Introduction

In this article we shall define an analytic Néron model, i.e., an analytic counterpart of Néron's minimal model [11], and prove the minimality of it among principal homogeneous spaces (§ 2, 3). This portion deals with a partial generalization of the notion of analytic fiber system of groups and related results in [4].

Secondly we shall relatively compactify an analytic Néron model by applying the theory of torus embeddings [3], [5]. One should recall that the usefulness of a relative compactification of Néron model has been conjectured in [11]. The original construction in [6] was given in a slightly different, elementary, however rather complicated form. To facilitate better understanding, we employ here the notations of torus embeddings.

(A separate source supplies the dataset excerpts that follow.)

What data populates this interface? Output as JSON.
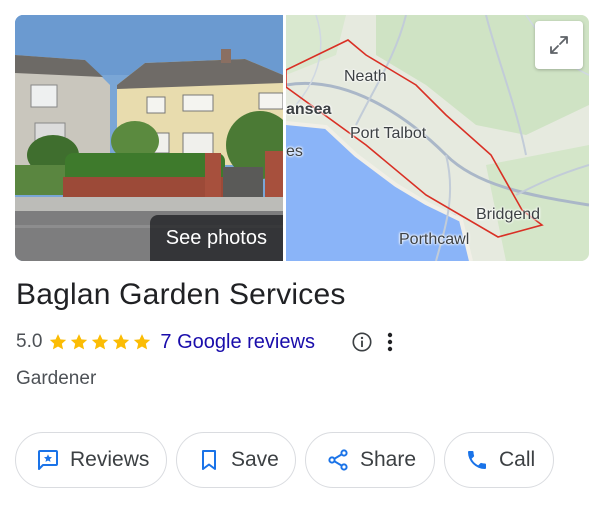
{
  "photo": {
    "see_photos_label": "See photos"
  },
  "map": {
    "labels": {
      "neath": "Neath",
      "swansea": "ansea",
      "swansea_suffix": "es",
      "port_talbot": "Port Talbot",
      "bridgend": "Bridgend",
      "porthcawl": "Porthcawl"
    },
    "expand_icon": "expand-icon",
    "route_color": "#d93025"
  },
  "business": {
    "name": "Baglan Garden Services",
    "rating": "5.0",
    "stars": 5,
    "reviews_link": "7 Google reviews",
    "category": "Gardener",
    "info_icon": "info-icon",
    "more_icon": "more-vert-icon"
  },
  "actions": [
    {
      "label": "Reviews",
      "icon": "review-icon"
    },
    {
      "label": "Save",
      "icon": "bookmark-icon"
    },
    {
      "label": "Share",
      "icon": "share-icon"
    },
    {
      "label": "Call",
      "icon": "phone-icon"
    }
  ],
  "colors": {
    "star": "#fbbc04",
    "link": "#1a0dab",
    "action_icon": "#1a73e8"
  }
}
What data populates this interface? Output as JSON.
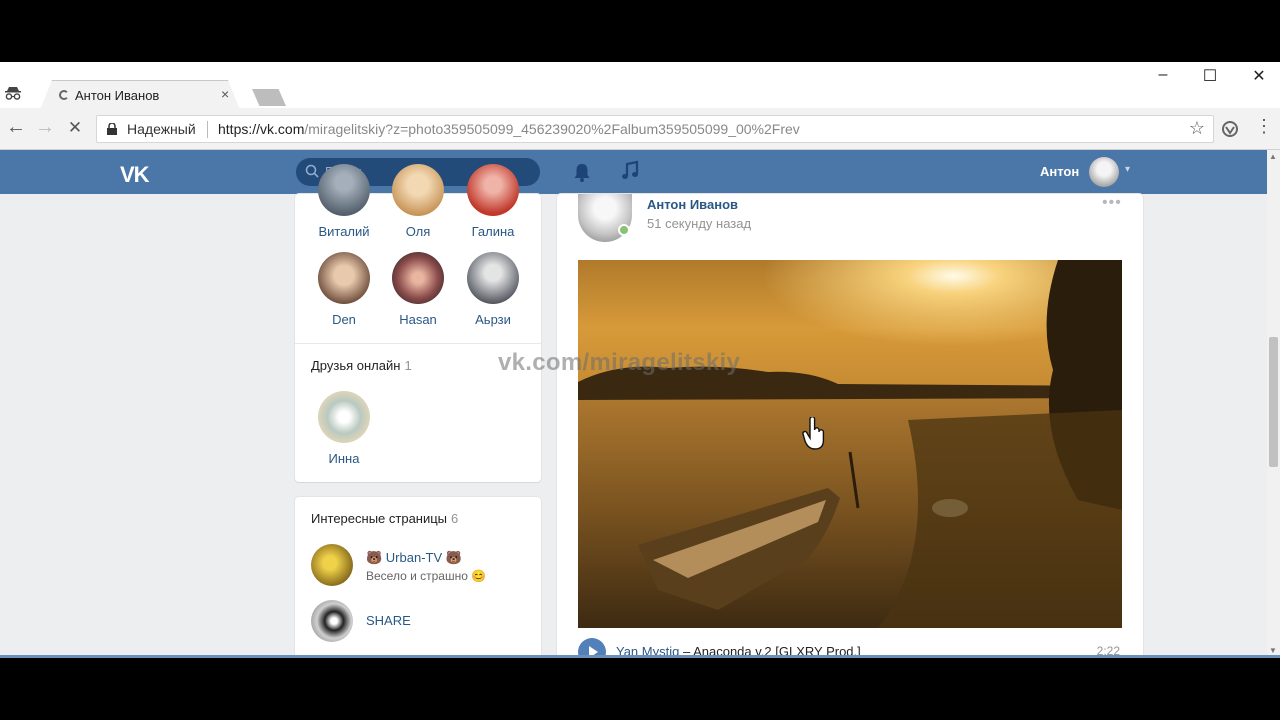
{
  "browser": {
    "tab_title": "Антон Иванов",
    "tab_close": "×",
    "window_minimize": "–",
    "window_maximize": "☐",
    "window_close": "✕",
    "back_icon": "←",
    "forward_icon": "→",
    "stop_icon": "✕",
    "security_label": "Надежный",
    "url_prefix": "https://",
    "url_host": "vk.com",
    "url_rest": "/miragelitskiy?z=photo359505099_456239020%2Falbum359505099_00%2Frev",
    "bookmark_icon": "☆",
    "menu_icon": "⋮"
  },
  "header": {
    "logo": "VK",
    "search_placeholder": "Поиск",
    "user_name": "Антон",
    "caret": "▾"
  },
  "friends": {
    "row1": [
      {
        "name": "Виталий",
        "color": "#6d7a88"
      },
      {
        "name": "Оля",
        "color": "#d7a86e"
      },
      {
        "name": "Галина",
        "color": "#c0392b"
      }
    ],
    "row2": [
      {
        "name": "Den",
        "color": "#8a6a55"
      },
      {
        "name": "Hasan",
        "color": "#7a4a4a"
      },
      {
        "name": "Aьрзи",
        "color": "#555a60"
      }
    ]
  },
  "online": {
    "title": "Друзья онлайн",
    "count": "1",
    "friend_name": "Инна"
  },
  "pages": {
    "title": "Интересные страницы",
    "count": "6",
    "items": [
      {
        "name": "🐻 Urban-TV 🐻",
        "desc": "Весело и страшно 😊"
      },
      {
        "name": "SHARE",
        "desc": ""
      }
    ]
  },
  "post": {
    "author": "Антон Иванов",
    "time": "51 секунду назад",
    "more": "•••",
    "audio": {
      "artist": "Yan Mystiq",
      "separator": " – ",
      "title": "Anaconda v.2 [GLXRY Prod.]",
      "duration": "2:22"
    }
  },
  "watermark": "vk.com/miragelitskiy",
  "colors": {
    "vk_blue": "#4a76a8",
    "link": "#2a5885",
    "online": "#8ac176"
  }
}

Kodaira has made a deep investigation of elliptic fibrations of surfaces [4]. Iitaka [2] and Ogg [12] gave a numerical classification of singular fibers in a pencil of curves of genus two. Namikawa and Ueno [8], [9] gave their complete classification and made a systematic study of them, following in principle Kodaira. The final objective of this article is to construct a family of reduced singular fibers of genus two in a systematic and geometric way by making use of a relative compactification of the Neron model (§ 5, 6, 7). In this respect, the present article should be viewed as a continuation of [9], which its authors had intended to write at that time.